My meal ticket got me a steaming bowl of thick, spicy gumbo and a roll with a strange sausage made of pork and rice called Boudin. Jax beer to wash it down was a buck a bottle. No decent, self-respecting Cajun would ever drink beer from a can. I once saw a Cajun pouring beer from a can into a bottle just so he could drink it properly.
Several guys climbed onto the stage under the famed oak tree where Evangeline waited in vain beside the bayou for her lover's return and set up their musical instruments. There was an accordion, mandolin, guitar and fiddle. Another had a washtub with a broom handle attached with a string running to the middle of the bottom. He played it by slapping the string like a bass fiddle. They started playing what is known in that area as Clanky Clank and singing in a flat Cajun French. I couldn't understand a word they were singing.
Since most of the riders had seemed to settle in with Jax beer to listen to the music, I decided that I'd head back to the park, except I had no idea how to get there. I saw a couple flat-bellied hormones wearing matching race jerseys pulling their 17-pound Titanium bikes from a stack against a tree and I asked if they were headed back to Lafayette. They said they were so I thought I'd follow them. "We're in a hurry so we're taking the back way," one of them said. Half a mile out of town they shifted into their big rings, stood up on the pedals and dropped me like a bad habit. The last I saw of them was half a mile ahead when they turned at an intersection, but when I got there, they were nowhere in sight.
I followed that nameless road for three or four miles until it came to a T intersection. I had no idea which way to turn so I asked a couple guys working on a tractor just across the fence in a cotton field. "Yew want git to laff yet?" one of them asked. Then they launched into a Cajun spiel while pointing in opposite directions. While I couldn't understand a word either of them was saying, I could tell it rapidly changed from a discussion into a heated argument. Finally, each of them pointed in opposite directions from what they had indicated before.
"Merci beaucoup," I said, exhausting my entire French vocabulary and rode off in the direction that I guessed might be the closest to correct. As it turned out, it was the wrong choice because the road ended a mile later at a house. I waved as I rode past going the opposite direction. They waved back content that they had sent a lost soul in the proper direction.

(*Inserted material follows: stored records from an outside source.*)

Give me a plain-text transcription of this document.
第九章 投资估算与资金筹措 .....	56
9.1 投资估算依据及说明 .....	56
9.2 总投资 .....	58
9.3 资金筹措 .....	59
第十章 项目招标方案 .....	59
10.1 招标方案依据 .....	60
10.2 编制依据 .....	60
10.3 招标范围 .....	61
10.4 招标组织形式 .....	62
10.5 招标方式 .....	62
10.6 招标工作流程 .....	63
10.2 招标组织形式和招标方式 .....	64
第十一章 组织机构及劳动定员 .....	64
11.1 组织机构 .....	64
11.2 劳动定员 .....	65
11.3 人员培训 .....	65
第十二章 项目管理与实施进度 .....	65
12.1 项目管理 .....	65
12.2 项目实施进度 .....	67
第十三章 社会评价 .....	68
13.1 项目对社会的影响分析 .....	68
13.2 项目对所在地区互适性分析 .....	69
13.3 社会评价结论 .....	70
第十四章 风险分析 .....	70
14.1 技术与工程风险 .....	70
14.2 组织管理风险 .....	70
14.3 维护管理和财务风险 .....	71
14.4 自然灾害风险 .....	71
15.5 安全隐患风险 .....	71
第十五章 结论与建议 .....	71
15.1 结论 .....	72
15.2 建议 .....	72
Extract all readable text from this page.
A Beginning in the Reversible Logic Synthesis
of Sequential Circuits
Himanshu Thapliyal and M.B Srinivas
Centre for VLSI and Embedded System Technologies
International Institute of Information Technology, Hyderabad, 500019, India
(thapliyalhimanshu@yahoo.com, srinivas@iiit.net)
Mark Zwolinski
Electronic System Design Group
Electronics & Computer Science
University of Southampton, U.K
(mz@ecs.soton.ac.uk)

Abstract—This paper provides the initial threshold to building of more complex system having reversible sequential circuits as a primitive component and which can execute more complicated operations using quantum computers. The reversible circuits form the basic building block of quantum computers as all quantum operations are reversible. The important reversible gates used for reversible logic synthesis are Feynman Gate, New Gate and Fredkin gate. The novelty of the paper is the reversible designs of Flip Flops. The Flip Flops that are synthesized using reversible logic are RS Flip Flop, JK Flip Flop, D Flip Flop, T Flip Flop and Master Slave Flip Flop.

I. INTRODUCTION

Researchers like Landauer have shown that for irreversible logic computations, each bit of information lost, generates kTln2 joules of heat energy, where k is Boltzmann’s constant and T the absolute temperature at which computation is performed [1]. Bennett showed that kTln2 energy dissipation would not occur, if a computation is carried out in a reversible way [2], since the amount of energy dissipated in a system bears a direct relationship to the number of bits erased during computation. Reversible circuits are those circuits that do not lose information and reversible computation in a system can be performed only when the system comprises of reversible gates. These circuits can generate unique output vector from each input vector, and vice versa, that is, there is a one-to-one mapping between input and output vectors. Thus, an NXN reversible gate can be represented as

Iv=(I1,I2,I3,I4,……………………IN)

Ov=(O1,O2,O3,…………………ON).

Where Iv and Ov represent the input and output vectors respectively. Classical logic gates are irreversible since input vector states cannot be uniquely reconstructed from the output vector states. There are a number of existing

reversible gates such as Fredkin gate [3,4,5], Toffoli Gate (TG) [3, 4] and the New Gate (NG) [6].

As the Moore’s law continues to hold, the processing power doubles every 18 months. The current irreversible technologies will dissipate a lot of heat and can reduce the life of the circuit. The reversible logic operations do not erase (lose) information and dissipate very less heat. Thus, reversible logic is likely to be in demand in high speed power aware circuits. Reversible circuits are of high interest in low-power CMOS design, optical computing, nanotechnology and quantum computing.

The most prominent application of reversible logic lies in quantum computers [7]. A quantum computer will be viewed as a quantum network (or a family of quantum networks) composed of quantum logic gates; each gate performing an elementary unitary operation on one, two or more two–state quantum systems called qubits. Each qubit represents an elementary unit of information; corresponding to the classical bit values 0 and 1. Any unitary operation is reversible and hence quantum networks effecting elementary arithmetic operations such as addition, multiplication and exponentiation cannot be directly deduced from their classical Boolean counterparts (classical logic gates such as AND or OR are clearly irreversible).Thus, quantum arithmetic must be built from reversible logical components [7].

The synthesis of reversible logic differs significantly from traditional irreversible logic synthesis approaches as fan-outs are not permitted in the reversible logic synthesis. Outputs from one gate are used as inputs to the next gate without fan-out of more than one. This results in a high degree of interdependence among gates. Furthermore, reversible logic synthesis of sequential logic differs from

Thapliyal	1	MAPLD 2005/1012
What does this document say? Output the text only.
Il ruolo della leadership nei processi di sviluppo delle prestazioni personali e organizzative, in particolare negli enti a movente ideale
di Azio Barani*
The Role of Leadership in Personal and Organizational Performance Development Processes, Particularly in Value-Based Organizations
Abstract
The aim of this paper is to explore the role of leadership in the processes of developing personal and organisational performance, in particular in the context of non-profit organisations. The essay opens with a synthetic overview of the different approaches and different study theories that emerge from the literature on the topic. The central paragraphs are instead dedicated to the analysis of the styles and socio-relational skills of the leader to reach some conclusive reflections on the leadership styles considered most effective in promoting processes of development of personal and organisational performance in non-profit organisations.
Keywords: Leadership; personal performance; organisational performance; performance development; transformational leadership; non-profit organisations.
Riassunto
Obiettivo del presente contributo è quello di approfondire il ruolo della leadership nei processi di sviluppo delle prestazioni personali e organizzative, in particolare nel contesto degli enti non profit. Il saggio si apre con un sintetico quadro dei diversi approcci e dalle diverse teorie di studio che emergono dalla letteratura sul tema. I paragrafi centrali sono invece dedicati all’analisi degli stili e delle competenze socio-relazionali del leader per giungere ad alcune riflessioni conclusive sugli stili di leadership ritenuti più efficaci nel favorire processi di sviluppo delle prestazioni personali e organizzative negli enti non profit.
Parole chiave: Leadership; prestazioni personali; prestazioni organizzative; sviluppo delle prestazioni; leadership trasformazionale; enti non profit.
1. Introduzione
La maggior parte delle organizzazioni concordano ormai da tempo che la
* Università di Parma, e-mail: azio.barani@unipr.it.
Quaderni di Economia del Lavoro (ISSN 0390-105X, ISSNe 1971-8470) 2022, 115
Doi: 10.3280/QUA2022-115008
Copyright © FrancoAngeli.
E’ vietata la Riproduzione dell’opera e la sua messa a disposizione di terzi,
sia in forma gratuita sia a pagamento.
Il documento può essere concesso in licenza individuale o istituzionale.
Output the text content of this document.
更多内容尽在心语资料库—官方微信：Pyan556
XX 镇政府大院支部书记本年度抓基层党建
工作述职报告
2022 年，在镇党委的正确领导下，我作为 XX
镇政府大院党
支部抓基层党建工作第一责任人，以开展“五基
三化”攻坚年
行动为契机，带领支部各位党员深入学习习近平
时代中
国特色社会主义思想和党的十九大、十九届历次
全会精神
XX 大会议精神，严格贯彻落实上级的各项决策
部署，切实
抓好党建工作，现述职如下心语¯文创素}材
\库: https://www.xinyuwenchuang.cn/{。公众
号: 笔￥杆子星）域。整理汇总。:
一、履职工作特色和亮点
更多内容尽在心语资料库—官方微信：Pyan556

A couple miles along that road I came to a guy pumping propane from a big tank on a truck into a smaller one on the ground beside a house that appeared to have never seen a drop of paint. I figured that anyone who could find propane customers would certainly know the roads. When I asked for directions to Lafayette and he answered in a thick Minnesota accent, I knew he certainly wasn't from around there. He pulled a county map from the cab of the truck, drew a route on it with a green highligheter pen and handed it to me.
"I don't want to take your map," I told him.
"That's OK, I have lots of them," he said. Then I noticed that the map was an advertisement for the propane company.
"What part of Minnesota you from?" I asked.
"Grand Rapids," he replied with a laugh. "Is my accent that bad?"
"Well, it certainly ain't Cajun."
"I froze my butt off in that place for 35 years and when the plywood mill shut down and I was laid off. That's when I decided to move to a place where I'd never see another flake of snow. Been here for three years."
"Seen any snow here yet?"
"Nope, not a single flake, but the mosquitoes are just as big as they are in Minnesota. At least there are no black flies. Them suckers are mean up there."
I followed the route marked on the map as it wiggled and squiggled along narrow, unmarked roads and eventually I could see the water towers of Lafayette peeking above the trees. I was back but couldn't have found my way there again if my life depended on it.